Much of Howard's art focuses on potent subject matter, fertile with symbolism. In her hands, fragments of memory and history, architectural elements and found and store-bought objects mingle to create a visual language that is both personal and communal. The unique contributions of the African diaspora to world culture, both in music and art, also are celebrated in her work. Improvisation, often prominent in these African-derived forms, is crucial to her artistic methods.
Die Falle, 1998
Gregory Barsamian
July 6, 2002 – May 18, 2003
Collection of the Museum of Glass
Sponsored by Museum members
Gregory Barsamian makes daydreams and existential nightmares lurch to life using the optical illusion of motion and the 19th century invention of the zoetrope, an automated flipbook and precursor to the cinema. His adaptation of the old fashioned toy uses strobe lights synchronized to sequentially sculpted objects. Applying mechanical know-how, 3-D animation techniques, and what Barsamian calls "Industrial Revolution-style technology," he creates the illusion of motion and metamorphosis. The effect is truly mesmerizing.
Die Falle is a derivation of a German slang word meaning bed. In this large-scale piece, a small human body spills out of the head of a sleeping man (Barsamian). As it rises, the body transforms into a round tire, then a square tire. By the time it returns to the form of a body it has climbed to a new height. Finally, it jumps into a bed shaped like a mousetrap. The liquid image of the character plays a "disarrayed irrational dream" against "the joy of slumber," alluding to the struggle between the spirit and the body.
Call of the Wild, 2002
Patrick Dougherty
July 6, 2002 – May 3, 2004
Organized by the Museum of Glass
Sponsored by Weyerhaeuser Company Foundation
The sculpture of Patrick Dougherty has a unique twist - literally. He is internationally recognized for his large outdoor creations, woven entirely from twigs and saplings. His installations are organic and architectural, evocative of both birds' nests and cathedrals. Dougherty develops each piece in harmony with its surroundings. Many are created not only to be viewed but also to be walked through, sat upon and explored. Each installation takes about three weeks to wind, twist, loop and twirl its way into the landscape, a process that is improvisational and intuitive.
The Glass Kingdom, 2002
Gronk
July 6, 2002 – October 5, 2003
Organized by the Museum of Glass
Sponsored by the Tacoma Arts Commission and Museum members
Born and raised in East Los Angeles to Mexican parents, Gronk dropped out of high school at age 16 to become an artist. His experience of the Mexican-American mix of Latino culture in the area during the 1950s and 1960s was very much a part of his formative years. Often referring to himself as an "urban archaeologist," he uses these roots as a foundation to structure a narrative story through art.

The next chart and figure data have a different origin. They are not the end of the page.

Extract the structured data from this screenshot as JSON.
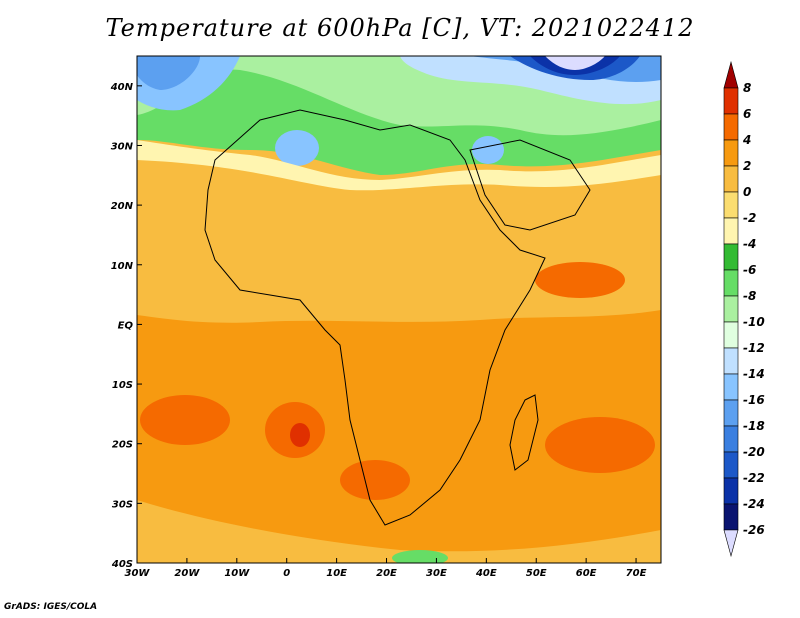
{
  "title": "Temperature at 600hPa [C], VT: 2021022412",
  "footer": "GrADS: IGES/COLA",
  "map": {
    "lon_range": [
      -30,
      75
    ],
    "lat_range": [
      -40,
      45
    ],
    "lon_ticks": [
      "30W",
      "20W",
      "10W",
      "0",
      "10E",
      "20E",
      "30E",
      "40E",
      "50E",
      "60E",
      "70E"
    ],
    "lon_values": [
      -30,
      -20,
      -10,
      0,
      10,
      20,
      30,
      40,
      50,
      60,
      70
    ],
    "lat_ticks": [
      "40N",
      "30N",
      "20N",
      "10N",
      "EQ",
      "10S",
      "20S",
      "30S",
      "40S"
    ],
    "lat_values": [
      40,
      30,
      20,
      10,
      0,
      -10,
      -20,
      -30,
      -40
    ]
  },
  "colorbar": {
    "labels": [
      "8",
      "6",
      "4",
      "2",
      "0",
      "-2",
      "-4",
      "-6",
      "-8",
      "-10",
      "-12",
      "-14",
      "-16",
      "-18",
      "-20",
      "-22",
      "-24",
      "-26"
    ],
    "colors": [
      "#a00000",
      "#e03000",
      "#f56a00",
      "#f79a10",
      "#f8bc40",
      "#fbdd70",
      "#fff5b0",
      "#33bb33",
      "#66dd66",
      "#aaf0a0",
      "#e0ffe0",
      "#c0e0ff",
      "#88c4ff",
      "#5ca0f0",
      "#3a7fe0",
      "#1c58c8",
      "#0b32a8",
      "#0a1470",
      "#dcdcff"
    ]
  }
}
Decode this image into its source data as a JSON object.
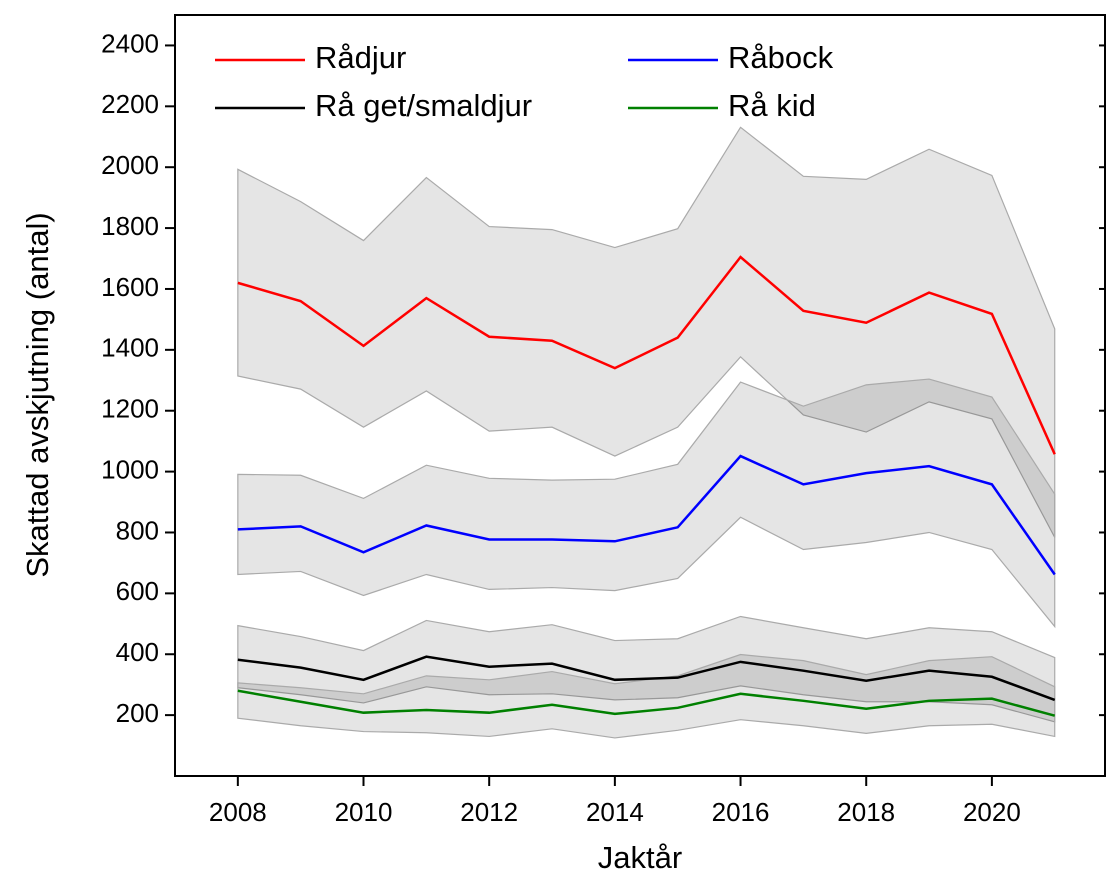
{
  "chart_data": {
    "type": "line",
    "xlabel": "Jaktår",
    "ylabel": "Skattad avskjutning (antal)",
    "x": [
      2008,
      2009,
      2010,
      2011,
      2012,
      2013,
      2014,
      2015,
      2016,
      2017,
      2018,
      2019,
      2020,
      2021
    ],
    "xlim": [
      2007,
      2021.8
    ],
    "xticks": [
      2008,
      2010,
      2012,
      2014,
      2016,
      2018,
      2020
    ],
    "ylim": [
      0,
      2500
    ],
    "yticks": [
      200,
      400,
      600,
      800,
      1000,
      1200,
      1400,
      1600,
      1800,
      2000,
      2200,
      2400
    ],
    "band_color": "#000000",
    "series": [
      {
        "name": "Rådjur",
        "color": "#ff0000",
        "values": [
          1620,
          1560,
          1413,
          1570,
          1443,
          1430,
          1340,
          1440,
          1705,
          1528,
          1489,
          1588,
          1518,
          1057
        ],
        "upper": [
          1993,
          1887,
          1759,
          1966,
          1805,
          1795,
          1736,
          1798,
          2131,
          1970,
          1960,
          2059,
          1973,
          1469
        ],
        "lower": [
          1314,
          1271,
          1146,
          1265,
          1133,
          1146,
          1051,
          1146,
          1377,
          1186,
          1130,
          1229,
          1173,
          784
        ]
      },
      {
        "name": "Råbock",
        "color": "#0000ff",
        "values": [
          810,
          820,
          735,
          823,
          777,
          777,
          771,
          817,
          1051,
          958,
          995,
          1018,
          958,
          662
        ],
        "upper": [
          991,
          988,
          912,
          1021,
          978,
          972,
          975,
          1024,
          1294,
          1215,
          1285,
          1304,
          1245,
          926
        ],
        "lower": [
          662,
          672,
          593,
          662,
          613,
          619,
          609,
          649,
          850,
          744,
          767,
          800,
          744,
          491
        ]
      },
      {
        "name": "Rå get/smaldjur",
        "color": "#000000",
        "values": [
          382,
          356,
          316,
          392,
          359,
          369,
          316,
          323,
          375,
          346,
          313,
          346,
          326,
          250
        ],
        "upper": [
          494,
          458,
          412,
          511,
          474,
          497,
          445,
          451,
          524,
          487,
          451,
          487,
          474,
          389
        ],
        "lower": [
          290,
          267,
          240,
          293,
          267,
          270,
          250,
          257,
          296,
          267,
          244,
          244,
          234,
          178
        ]
      },
      {
        "name": "Rå kid",
        "color": "#008000",
        "values": [
          280,
          244,
          208,
          217,
          208,
          234,
          204,
          224,
          270,
          247,
          221,
          247,
          254,
          198
        ],
        "upper": [
          306,
          290,
          270,
          329,
          316,
          343,
          303,
          329,
          399,
          379,
          333,
          379,
          392,
          293
        ],
        "lower": [
          190,
          165,
          146,
          142,
          130,
          155,
          125,
          150,
          185,
          165,
          140,
          165,
          170,
          130
        ]
      }
    ]
  }
}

During the 1970s, Gronk was one of the founding members of ASCO, an avant-garde "multi-media arts collective" in Los Angeles. Later that decade, Gronk turned his attention to drawing, painting, solo performance art and stage design. He is best known for his murals and his very physical approach to painting. Much of his recent work has been done either in series or as temporary, mural-scale, site-specific paintings. He has also been working extensively with music and its relationship with painting.